Um im Internet und auf Social Media präsent zu sein – und das auch noch gleichzeitig auf mehreren Kanälen – braucht man vor allem eine Menge Zeit und die Bereitschaft, gerne und oft auf einen Bildschirm zu starren. Im Grunde ist das Pflegen der Online-Persönlichkeit wie ein Job neben dem Job. Zumal jede Plattform eine andere Sprache spricht, die man sich erst mehr oder weniger mühsam aneignen muss. Es kann also ganz schön schlauchen, ständig an seinem digitalen Auftritt zu schleifen.
Das Pflegen der eigenen Online-Persönlichkeit kann schlauchen. Wichtig ist, sich nicht zu überfordern. Und in Ruhe zu schauen, was sinnvoll ist.
Wer jetzt erschöpft denkt: „Kann ich nicht weiter Facebook einfach nur als Adressbuch nutzen und Instagram als Album für Urlaubsfotos?“, der darf aufatmen: na klar. „Bei Unternehmen ist eine ansprechende digitale Präsenz auf allen Netzwerken sicher wichtiger. Bei Angestellten bleiben Instagram oder Facebook eher Spaßportale“, sagt Evgenia Ortmann, die mit ihrer Agentur Charlev Strategien für Marken, Solo-Selbstständige und Unternehmen entwickelt.

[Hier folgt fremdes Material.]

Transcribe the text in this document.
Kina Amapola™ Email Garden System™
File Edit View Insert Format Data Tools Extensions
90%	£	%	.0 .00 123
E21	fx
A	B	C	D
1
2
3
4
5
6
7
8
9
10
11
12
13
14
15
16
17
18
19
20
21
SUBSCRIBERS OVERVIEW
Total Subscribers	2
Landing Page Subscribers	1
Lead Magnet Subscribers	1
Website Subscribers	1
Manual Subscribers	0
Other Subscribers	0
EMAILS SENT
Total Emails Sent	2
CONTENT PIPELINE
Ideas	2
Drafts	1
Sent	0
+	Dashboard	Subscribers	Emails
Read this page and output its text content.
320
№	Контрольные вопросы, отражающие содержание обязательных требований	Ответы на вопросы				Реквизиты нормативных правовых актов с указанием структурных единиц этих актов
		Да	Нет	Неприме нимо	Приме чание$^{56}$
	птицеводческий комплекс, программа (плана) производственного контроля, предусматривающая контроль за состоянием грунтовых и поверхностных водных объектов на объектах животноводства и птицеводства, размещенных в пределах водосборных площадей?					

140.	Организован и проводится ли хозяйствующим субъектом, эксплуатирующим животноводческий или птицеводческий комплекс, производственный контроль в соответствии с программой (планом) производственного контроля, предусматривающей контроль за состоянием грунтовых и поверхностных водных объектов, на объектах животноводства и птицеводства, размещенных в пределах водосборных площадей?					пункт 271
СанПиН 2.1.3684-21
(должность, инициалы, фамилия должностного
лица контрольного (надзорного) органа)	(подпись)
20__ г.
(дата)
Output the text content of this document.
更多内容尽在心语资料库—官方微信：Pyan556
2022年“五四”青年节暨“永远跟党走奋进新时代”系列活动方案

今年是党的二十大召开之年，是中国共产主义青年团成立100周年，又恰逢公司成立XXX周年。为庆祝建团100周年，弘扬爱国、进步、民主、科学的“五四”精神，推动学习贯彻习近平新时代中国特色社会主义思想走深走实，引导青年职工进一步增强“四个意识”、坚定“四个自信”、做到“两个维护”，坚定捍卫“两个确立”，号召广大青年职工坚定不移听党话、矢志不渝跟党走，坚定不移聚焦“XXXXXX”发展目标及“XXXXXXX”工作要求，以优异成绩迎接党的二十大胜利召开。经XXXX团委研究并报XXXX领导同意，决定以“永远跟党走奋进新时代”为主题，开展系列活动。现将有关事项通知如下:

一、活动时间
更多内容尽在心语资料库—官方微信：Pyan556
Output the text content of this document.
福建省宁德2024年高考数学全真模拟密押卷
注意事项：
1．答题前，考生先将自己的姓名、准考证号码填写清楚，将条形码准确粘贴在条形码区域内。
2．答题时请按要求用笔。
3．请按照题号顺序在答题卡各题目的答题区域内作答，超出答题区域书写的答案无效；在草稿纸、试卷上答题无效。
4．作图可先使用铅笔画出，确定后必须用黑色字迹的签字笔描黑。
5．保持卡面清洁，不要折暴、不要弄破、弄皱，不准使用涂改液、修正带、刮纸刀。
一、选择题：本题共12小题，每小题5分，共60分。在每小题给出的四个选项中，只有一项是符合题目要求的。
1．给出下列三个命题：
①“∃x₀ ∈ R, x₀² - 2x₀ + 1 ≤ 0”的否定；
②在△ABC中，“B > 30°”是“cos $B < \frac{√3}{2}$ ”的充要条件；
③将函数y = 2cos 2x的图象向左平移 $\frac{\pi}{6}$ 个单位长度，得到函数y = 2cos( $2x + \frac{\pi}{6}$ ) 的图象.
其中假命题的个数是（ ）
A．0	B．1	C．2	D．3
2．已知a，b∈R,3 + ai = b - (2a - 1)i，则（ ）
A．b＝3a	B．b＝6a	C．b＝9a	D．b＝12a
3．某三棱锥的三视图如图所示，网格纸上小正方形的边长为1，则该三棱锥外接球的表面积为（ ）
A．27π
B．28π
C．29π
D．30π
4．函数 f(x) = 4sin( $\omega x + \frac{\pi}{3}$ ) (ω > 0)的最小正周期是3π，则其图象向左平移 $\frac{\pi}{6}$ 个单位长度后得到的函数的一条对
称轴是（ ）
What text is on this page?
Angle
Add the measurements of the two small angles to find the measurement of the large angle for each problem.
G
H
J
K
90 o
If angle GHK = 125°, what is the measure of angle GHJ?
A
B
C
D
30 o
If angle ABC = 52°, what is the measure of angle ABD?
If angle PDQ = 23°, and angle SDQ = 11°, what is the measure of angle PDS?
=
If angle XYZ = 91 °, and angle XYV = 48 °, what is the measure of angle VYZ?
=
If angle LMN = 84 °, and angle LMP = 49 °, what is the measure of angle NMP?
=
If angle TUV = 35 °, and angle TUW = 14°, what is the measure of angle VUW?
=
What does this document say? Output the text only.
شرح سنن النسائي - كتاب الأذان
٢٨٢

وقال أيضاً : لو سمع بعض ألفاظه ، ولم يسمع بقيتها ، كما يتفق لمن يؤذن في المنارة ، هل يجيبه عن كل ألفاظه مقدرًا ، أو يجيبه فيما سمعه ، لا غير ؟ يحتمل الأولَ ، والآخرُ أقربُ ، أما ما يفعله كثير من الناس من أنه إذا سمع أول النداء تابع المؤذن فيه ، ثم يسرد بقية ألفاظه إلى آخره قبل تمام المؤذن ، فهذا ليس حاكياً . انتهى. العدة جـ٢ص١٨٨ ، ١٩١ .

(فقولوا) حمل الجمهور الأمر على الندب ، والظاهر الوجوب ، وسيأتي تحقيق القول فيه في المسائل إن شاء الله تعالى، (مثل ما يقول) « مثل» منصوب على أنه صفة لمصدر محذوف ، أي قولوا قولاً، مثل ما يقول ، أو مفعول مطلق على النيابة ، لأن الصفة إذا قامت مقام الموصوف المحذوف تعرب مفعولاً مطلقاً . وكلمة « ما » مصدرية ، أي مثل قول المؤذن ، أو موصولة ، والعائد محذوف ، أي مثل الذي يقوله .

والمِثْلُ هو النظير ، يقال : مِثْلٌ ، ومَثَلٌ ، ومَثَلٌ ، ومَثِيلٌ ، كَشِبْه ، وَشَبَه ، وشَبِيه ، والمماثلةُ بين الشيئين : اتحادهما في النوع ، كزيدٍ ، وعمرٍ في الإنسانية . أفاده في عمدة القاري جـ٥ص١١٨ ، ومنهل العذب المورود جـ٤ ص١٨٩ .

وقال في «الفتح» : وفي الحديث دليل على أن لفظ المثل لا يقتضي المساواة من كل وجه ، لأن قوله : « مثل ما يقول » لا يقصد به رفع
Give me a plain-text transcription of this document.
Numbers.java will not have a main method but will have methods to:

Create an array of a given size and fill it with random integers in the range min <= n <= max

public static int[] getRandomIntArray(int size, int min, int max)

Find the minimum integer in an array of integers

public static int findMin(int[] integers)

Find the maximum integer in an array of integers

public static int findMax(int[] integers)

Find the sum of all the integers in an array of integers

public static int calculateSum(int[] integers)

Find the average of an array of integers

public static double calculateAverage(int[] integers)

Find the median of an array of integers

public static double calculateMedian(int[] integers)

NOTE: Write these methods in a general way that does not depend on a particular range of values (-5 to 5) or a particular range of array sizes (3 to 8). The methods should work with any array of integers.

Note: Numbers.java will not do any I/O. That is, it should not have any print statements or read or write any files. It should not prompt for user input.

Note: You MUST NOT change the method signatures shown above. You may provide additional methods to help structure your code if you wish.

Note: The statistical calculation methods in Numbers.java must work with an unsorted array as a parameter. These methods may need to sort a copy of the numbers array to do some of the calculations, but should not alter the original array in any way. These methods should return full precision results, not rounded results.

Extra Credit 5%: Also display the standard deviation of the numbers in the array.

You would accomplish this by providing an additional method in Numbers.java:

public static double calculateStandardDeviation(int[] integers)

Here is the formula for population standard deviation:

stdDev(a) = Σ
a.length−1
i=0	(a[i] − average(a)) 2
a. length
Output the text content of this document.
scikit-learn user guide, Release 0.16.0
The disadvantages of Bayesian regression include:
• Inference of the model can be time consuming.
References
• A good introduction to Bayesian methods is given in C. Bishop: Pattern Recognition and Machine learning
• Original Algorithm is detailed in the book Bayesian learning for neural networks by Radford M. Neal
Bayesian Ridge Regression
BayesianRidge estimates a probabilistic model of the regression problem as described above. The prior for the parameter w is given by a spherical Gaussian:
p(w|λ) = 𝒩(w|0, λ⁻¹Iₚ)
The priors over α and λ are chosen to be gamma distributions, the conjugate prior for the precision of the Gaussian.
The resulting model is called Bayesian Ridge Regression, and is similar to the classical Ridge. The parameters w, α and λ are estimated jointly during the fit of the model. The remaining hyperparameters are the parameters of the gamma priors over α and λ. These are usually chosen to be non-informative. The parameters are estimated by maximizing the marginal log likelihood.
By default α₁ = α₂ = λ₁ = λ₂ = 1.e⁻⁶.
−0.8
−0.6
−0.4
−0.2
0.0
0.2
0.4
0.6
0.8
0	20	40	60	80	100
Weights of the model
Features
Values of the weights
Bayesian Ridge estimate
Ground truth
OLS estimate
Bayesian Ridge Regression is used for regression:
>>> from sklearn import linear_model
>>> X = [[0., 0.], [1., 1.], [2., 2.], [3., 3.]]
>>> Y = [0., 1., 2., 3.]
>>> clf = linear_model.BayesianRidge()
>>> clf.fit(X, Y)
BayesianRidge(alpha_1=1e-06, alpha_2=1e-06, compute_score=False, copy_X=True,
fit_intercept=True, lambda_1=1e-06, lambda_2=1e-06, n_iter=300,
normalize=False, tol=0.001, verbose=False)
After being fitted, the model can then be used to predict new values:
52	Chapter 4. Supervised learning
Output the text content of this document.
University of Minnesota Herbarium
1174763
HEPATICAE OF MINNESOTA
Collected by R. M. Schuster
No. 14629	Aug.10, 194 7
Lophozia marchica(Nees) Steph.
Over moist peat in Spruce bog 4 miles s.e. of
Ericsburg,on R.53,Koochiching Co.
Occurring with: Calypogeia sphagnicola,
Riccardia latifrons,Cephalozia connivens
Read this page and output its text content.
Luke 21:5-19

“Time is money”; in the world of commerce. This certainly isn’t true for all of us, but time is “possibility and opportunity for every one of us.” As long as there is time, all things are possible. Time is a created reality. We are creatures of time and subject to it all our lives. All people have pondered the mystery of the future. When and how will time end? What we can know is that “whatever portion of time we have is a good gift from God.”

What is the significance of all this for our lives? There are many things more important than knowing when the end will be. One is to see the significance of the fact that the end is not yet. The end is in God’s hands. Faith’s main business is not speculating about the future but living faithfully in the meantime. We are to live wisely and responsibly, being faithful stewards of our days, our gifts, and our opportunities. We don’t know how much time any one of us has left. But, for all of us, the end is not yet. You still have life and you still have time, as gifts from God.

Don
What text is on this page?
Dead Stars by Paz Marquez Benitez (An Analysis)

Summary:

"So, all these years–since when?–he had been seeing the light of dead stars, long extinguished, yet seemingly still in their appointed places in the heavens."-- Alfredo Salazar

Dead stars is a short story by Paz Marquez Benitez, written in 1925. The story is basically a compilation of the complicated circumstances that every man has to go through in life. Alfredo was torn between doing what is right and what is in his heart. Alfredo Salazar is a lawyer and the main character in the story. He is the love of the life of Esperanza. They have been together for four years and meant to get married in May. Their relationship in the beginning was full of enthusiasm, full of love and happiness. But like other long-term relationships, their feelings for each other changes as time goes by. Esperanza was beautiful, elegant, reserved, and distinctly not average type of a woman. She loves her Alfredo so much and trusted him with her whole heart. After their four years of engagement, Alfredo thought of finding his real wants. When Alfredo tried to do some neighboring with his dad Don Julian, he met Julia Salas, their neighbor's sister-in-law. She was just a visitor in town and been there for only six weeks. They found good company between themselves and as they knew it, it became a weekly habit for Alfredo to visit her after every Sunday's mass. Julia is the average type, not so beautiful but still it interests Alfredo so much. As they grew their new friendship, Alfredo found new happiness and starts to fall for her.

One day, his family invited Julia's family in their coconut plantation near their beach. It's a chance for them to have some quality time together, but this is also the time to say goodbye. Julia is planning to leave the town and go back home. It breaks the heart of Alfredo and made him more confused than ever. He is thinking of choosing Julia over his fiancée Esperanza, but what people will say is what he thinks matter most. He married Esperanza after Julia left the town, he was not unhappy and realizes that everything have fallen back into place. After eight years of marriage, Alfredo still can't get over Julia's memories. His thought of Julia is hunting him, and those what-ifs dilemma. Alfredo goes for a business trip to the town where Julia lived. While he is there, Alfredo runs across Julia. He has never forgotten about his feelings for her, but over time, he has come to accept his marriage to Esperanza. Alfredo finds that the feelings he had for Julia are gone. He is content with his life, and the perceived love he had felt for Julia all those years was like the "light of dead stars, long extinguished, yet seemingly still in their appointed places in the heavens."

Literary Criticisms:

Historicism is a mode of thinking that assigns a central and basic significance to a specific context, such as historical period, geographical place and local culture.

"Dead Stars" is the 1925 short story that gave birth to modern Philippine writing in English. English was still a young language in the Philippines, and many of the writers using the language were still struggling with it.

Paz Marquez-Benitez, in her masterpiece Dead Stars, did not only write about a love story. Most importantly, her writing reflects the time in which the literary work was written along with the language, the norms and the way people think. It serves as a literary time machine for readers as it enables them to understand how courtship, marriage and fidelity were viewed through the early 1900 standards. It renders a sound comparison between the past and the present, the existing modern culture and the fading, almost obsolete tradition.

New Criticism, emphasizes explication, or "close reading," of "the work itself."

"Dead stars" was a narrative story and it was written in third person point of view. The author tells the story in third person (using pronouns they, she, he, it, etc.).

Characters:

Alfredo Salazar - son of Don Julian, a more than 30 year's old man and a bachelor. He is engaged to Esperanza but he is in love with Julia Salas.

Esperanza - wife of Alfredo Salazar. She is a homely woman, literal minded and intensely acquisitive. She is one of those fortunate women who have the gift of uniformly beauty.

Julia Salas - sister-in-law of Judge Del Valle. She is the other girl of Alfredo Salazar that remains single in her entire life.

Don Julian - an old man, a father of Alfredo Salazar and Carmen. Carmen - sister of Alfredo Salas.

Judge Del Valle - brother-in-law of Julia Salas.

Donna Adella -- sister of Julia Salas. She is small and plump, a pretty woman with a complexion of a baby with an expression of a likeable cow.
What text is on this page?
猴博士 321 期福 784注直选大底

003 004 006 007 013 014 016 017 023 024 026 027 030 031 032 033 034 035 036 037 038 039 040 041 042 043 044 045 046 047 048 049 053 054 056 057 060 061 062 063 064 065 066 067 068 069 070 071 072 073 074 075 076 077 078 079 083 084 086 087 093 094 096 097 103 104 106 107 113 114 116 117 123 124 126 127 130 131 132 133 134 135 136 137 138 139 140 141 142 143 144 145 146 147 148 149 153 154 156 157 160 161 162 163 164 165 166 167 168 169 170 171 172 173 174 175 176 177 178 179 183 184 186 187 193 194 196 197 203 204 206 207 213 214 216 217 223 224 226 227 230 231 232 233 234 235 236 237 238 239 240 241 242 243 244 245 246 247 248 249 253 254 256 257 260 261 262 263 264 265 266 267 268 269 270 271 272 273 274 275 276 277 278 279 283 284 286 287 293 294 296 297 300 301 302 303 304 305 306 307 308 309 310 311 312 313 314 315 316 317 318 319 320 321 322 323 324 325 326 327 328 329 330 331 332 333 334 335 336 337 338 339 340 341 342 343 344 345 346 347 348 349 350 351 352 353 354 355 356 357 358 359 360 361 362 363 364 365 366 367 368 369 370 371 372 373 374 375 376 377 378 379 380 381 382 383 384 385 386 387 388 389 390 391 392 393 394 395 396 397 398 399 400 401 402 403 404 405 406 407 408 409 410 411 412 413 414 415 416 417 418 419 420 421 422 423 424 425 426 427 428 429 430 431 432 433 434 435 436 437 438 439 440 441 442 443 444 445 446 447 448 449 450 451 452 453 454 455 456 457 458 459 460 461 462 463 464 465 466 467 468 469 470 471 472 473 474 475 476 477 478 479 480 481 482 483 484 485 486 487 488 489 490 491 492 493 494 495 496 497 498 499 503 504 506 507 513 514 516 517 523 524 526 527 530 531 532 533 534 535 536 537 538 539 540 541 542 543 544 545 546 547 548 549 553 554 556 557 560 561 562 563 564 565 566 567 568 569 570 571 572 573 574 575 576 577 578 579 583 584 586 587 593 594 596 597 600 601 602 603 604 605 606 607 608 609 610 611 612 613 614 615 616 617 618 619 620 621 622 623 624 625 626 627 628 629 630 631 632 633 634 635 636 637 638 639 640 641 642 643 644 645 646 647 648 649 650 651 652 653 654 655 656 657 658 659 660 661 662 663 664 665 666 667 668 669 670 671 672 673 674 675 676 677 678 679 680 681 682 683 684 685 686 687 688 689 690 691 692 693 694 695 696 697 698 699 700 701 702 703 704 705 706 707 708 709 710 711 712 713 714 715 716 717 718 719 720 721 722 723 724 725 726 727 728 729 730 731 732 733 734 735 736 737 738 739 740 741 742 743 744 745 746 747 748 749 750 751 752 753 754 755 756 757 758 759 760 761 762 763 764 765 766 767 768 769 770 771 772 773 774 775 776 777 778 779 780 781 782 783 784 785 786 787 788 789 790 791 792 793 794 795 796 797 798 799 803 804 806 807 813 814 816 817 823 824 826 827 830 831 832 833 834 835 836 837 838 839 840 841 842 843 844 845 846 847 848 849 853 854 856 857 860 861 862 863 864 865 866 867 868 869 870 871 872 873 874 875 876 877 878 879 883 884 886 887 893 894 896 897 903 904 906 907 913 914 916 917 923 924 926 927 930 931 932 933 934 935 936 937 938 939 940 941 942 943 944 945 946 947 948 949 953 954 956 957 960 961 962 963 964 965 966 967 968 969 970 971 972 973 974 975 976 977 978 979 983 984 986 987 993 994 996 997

TikTok, Pinterest oder Linkedin? Das passende Medium finden
Es kommt eben darauf an, was man beruflich macht und wo man hinmöchte. Sich bei TikTok mit albernen Tanzchoreos zum Affen zu machen, wenn man gar keine Teenies erreichen möchte, ist eher sinnlos. Als Yogalehrerin oder Coach seine Peer-Group in einer Facebook-Gruppe zu versammeln, um dort zum Beispiel Events zu teilen, dagegen sehr sinnvoll. Da zählt dann auch nicht die reine Mitgliedermasse, es reicht, ein paar treue Klient*innen eng an sich zu binden. Überhaupt geht es meist weniger darum, ständig hinterherzuhecheln, wie viele Menschen einen wahrnehmen, sondern eher zu schauen, welche Menschen das eigentlich sind. Wer etwa als Designerin auf Pinterest eine ansprechende Pinnwand hat, kann davon ausgehen, dass er denen auffällt, die sich für den gleichen Stil interessieren.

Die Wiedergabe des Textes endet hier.